- Battle of Dhabansaar: Part of Las Anod conflict (2023–present)
| Date | 16 May 2023 |
| Location | Dhaban-saar, Sool |
| Result | Somaliland victory |
| Territorial changes | Somaliland forces repel SSC-Khaatumo attacks |

Belligerents
- Somaliland: SSC Khaatumo

Commanders and leaders
- General Nuh Ismail Tani: Abdikhadir Ahmed Aw-Ali

Strength
- Unknown: ~70 technical vehicles and ground forces

Casualties and losses
- Unknown: Unknown; retreat reported, vehicles and equipment captured

= Battle of Dhabansaar =

The Battle of Dhabansaar, fought on May 16, 2023, was a confrontation between Somaliland's national army and SSC-Khatumo forces in the Sool region of Somaliland. The battle was marked by intense combat and significant strategic implications for both sides. Following coordinated attacks by SSC-Khaatumo, Somaliland forces successfully defended their positions, repelling the offensive and capturing equipment while forcing the opposing forces to retreat.

== Background ==
In the lead-up to the battle, tensions between Somaliland and SSC-Khaatumo escalated significantly in the Sool region, particularly around Laascaanood. Both sides had fortified their positions, anticipating further clashes over control of strategic locations. The area surrounding Dhaban-saar became a focal point due to its proximity to supply routes critical to the Somaliland army's operations.

== The Battle ==
=== Initiation of Hostilities ===
On the morning of May 16, 2023, SSC-Khaatumo forces launched simultaneous offensives on multiple fronts around Laascaanood, targeting Somaliland positions in the western, eastern, and Maraaga fronts. In a statement, SSC-Khaatumo accused Somaliland of initiating aggression, stating: "This morning, the invading militia of the Somaliland administration launched unjustified attacks on Las Anod from several directions, including the west, east, and the Maraaga area.".

=== Somaliland Counteroffensive ===
In response, the Somaliland National Army mounted a robust defense. General Taani reported that approximately 70 technical vehicles belonging to SSC-Khaatumo forces attempted to seize control of key supply routes near Adhicadeeye, intending to disrupt Somaliland's logistics. He described the situation as follows: "The ongoing conflict in Las Anod, the capital of Sool region, is being fueled by terrorists and troublemakers. Today, clashes took place in Las Anod and the surrounding area of Dhabansaar.".
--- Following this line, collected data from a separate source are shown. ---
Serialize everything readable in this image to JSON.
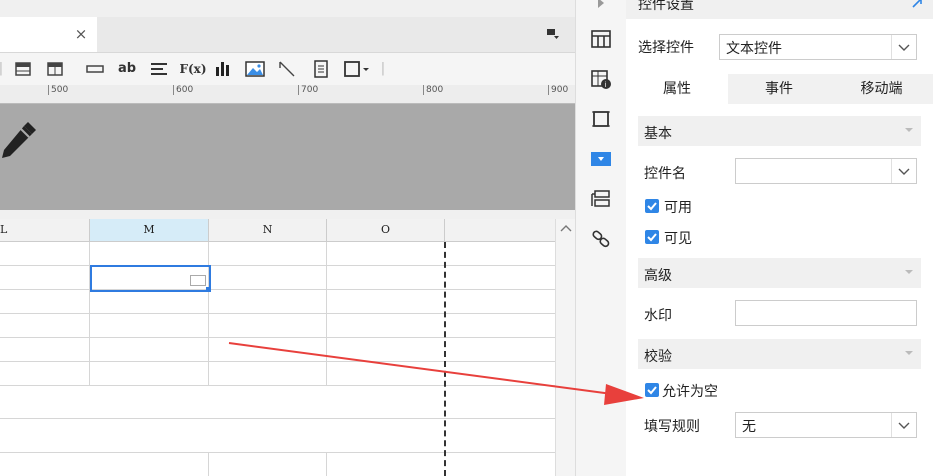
{
  "editor": {
    "tab_close": "×",
    "toolbar": {
      "text_button": "ab",
      "formula_button": "F(x)"
    },
    "ruler_labels": [
      "500",
      "600",
      "700",
      "800",
      "900"
    ],
    "columns": [
      "L",
      "M",
      "N",
      "O"
    ]
  },
  "panel": {
    "title": "控件设置",
    "select_control_label": "选择控件",
    "select_control_value": "文本控件",
    "tabs": [
      "属性",
      "事件",
      "移动端"
    ],
    "basic_section": "基本",
    "control_name_label": "控件名",
    "control_name_value": "",
    "enabled_label": "可用",
    "visible_label": "可见",
    "advanced_section": "高级",
    "watermark_label": "水印",
    "watermark_value": "",
    "validation_section": "校验",
    "allow_empty_label": "允许为空",
    "fill_rule_label": "填写规则",
    "fill_rule_value": "无"
  },
  "colors": {
    "accent": "#2f86e6",
    "selection": "#2f7be0",
    "arrow": "#e8403c",
    "active_column_header": "#d6ecf8"
  },
  "checkbox_states": {
    "enabled": true,
    "visible": true,
    "allow_empty": true
  }
}
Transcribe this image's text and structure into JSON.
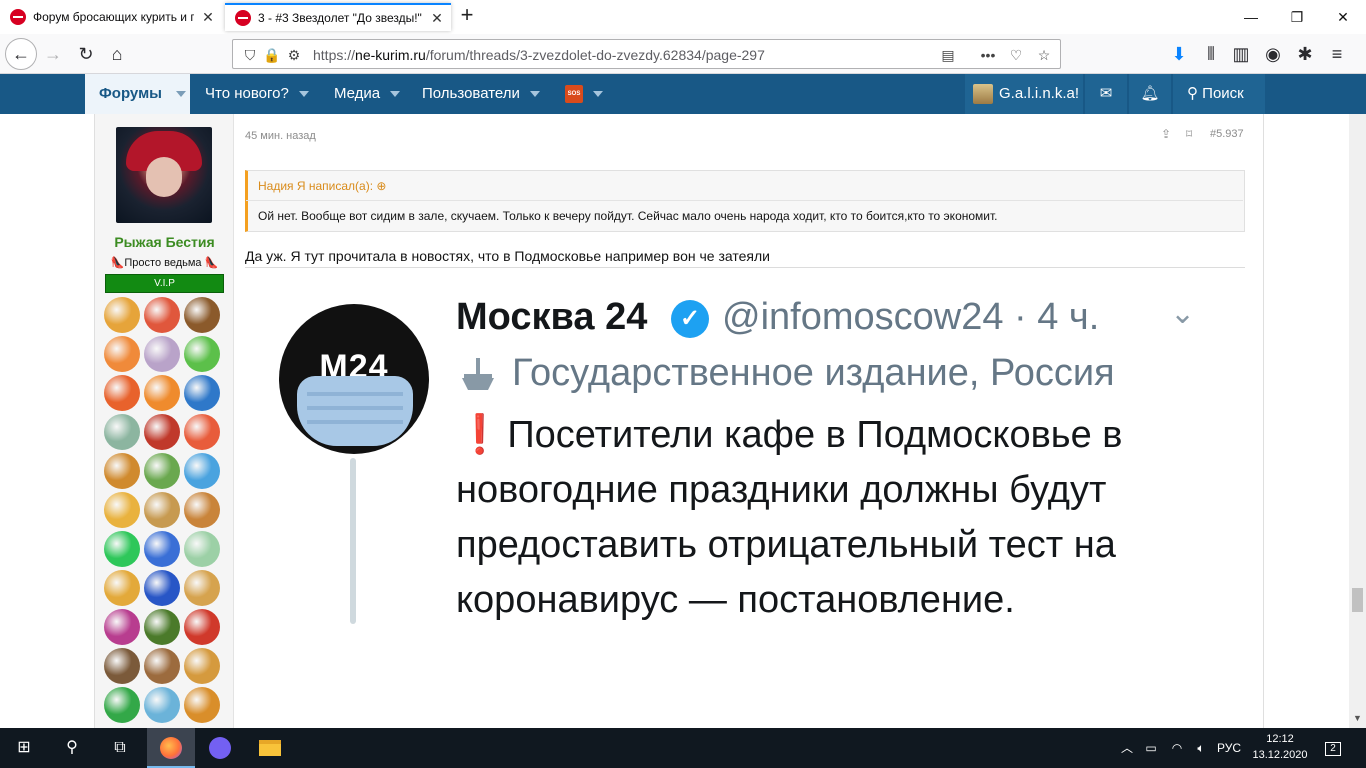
{
  "browser": {
    "tabs": [
      {
        "title": "Форум бросающих курить и п"
      },
      {
        "title": "3 - #3 Звездолет \"До звезды!\" "
      }
    ],
    "url_prefix": "https://",
    "url_domain": "ne-kurim.ru",
    "url_path": "/forum/threads/3-zvezdolet-do-zvezdy.62834/page-297"
  },
  "forum_nav": {
    "forums": "Форумы",
    "whats_new": "Что нового?",
    "media": "Медиа",
    "users": "Пользователи",
    "badge": "SOS",
    "username": "G.a.l.i.n.k.a!",
    "search": "Поиск"
  },
  "author": {
    "name": "Рыжая Бестия",
    "title": "👠Просто ведьма 👠",
    "rank": "V.I.P"
  },
  "post": {
    "time": "45 мин. назад",
    "number": "#5.937",
    "quote_author": "Надия Я написал(а): ⊕",
    "quote_text": "Ой нет. Вообще вот сидим в зале, скучаем. Только к вечеру пойдут. Сейчас мало очень народа ходит, кто то боится,кто то экономит.",
    "text": "Да уж. Я тут прочитала в новостях, что в Подмосковье например вон че затеяли"
  },
  "tweet": {
    "logo_text": "M24",
    "name": "Москва 24",
    "handle": "@infomoscow24 · 4 ч.",
    "label": "Государственное издание, Россия",
    "body": "Посетители кафе в Подмосковье в новогодние праздники должны будут предоставить отрицательный тест на коронавирус — постановление."
  },
  "taskbar": {
    "lang": "РУС",
    "time": "12:12",
    "date": "13.12.2020",
    "notifications": "2"
  },
  "colors": {
    "forum_nav": "#185886",
    "username": "#3c8c22",
    "vip": "#128a12",
    "quote_accent": "#f4a020",
    "verified": "#1da1f2"
  }
}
The fiercest fighting took place near Dhaban-saar at approximately 6:00 a.m., where Somaliland forces successfully repelled the SSC-Khaatumo offensive, forcing them to retreat towards the village of Bali-Hadhac. General Taani emphasized the preparedness of the Somaliland army, stating: "The National Army, taking that matter into account, launched a counter-offensive.".

== Casualties and Aftermath ==
The battle resulted in casualties on both sides, though specific numbers remain disputed. General Taani acknowledged losses, stating: "Losses will occur, deaths will happen, and injuries will take place, but the question remains—who truly won? Victory achieved by us".

Following the battle, Somaliland forces displayed vehicles and equipment captured during the confrontation, including technical vehicles and various weaponry. The Somaliland government hailed the victory as a demonstration of its military superiority and accused SSC-Khaatumo forces of collaborating with external actors to destabilize the region.

== Reactions ==
The Somaliland Ministry of Defense characterized the SSC-Khaatumo attack as an act of aggression instigated by external forces, including terrorist elements. General Taani remarked: "They are obstructing May 18th, but wherever the National Army stands, it hopes for victory.".

Meanwhile, SSC-Khaatumo claimed that they were defending their positions against unprovoked aggression and insisted they had inflicted significant losses on Somaliland forces.